Turn-of-the-nineteenth-century New Orleans held tension between two cultures living different lifestyles, mannerisms, and values, and Canal Street stood as a median between the two worlds. This middle stretch of the street became known as “neutral ground,” for it was only here on this neutralized spot where the two cultures could meet between sections of the city to do business without conflict. Nowadays, the public transportation of streetcar systems runs up and down the neutral ground, waxing sentimental.
At times, it seems the whole city has a sense of humor out its disorderly past. Ironically, where the Spanish architecture reigns is known as French quarters, and where Americans built up the outer city has a twisted sense of direction not by compass but by waterway, i.e. Upriver, Downriver, Riverside, and Lakeside. Across the meandering river that cuts the city into two banks, the East Bank sits geographically west and the West Bank is due south, and therefore the terminology and boundaries of New Orleans can be confusing, challenging, and historically significant.

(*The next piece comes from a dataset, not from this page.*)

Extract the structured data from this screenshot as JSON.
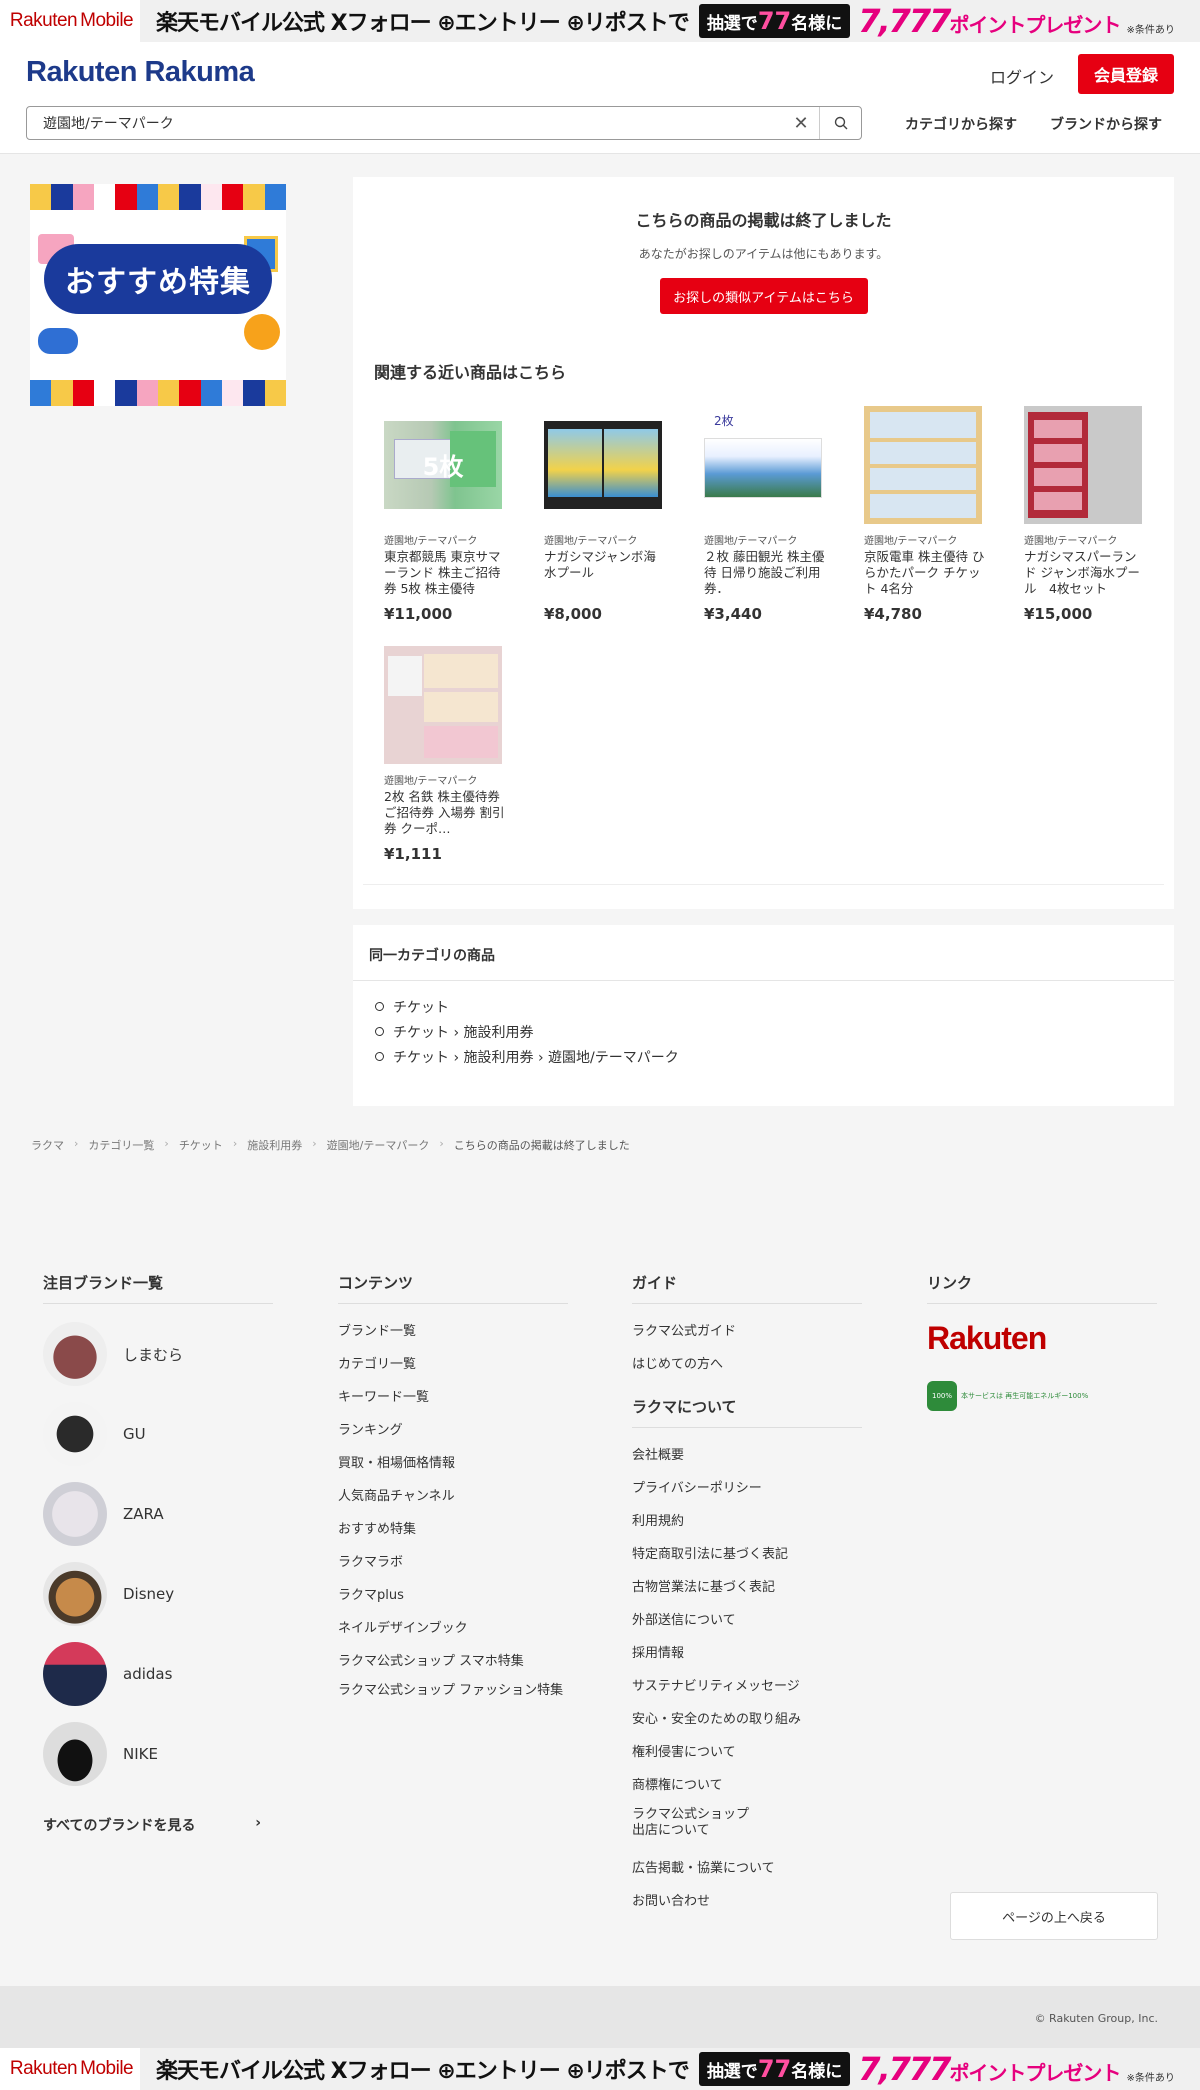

With confusion comes the charm and character of a city all the more endearing. She is the motherland of jazz, the daughter of France, the grand belle of the Old South, and the queen jewel on the Mississippi. She has passed through the hands of many masters, proudly displaying her history in a thriving lifestyle of beautiful architecture, legendary artistic inspiration, and unique locales that carry on her traditions. New Orleans stands as a southern anchor to the past, and whatever tribulations may face her future, the mystery and muse of Île d’Orléans will always persevere with spitfire-faith and latitude of attitude.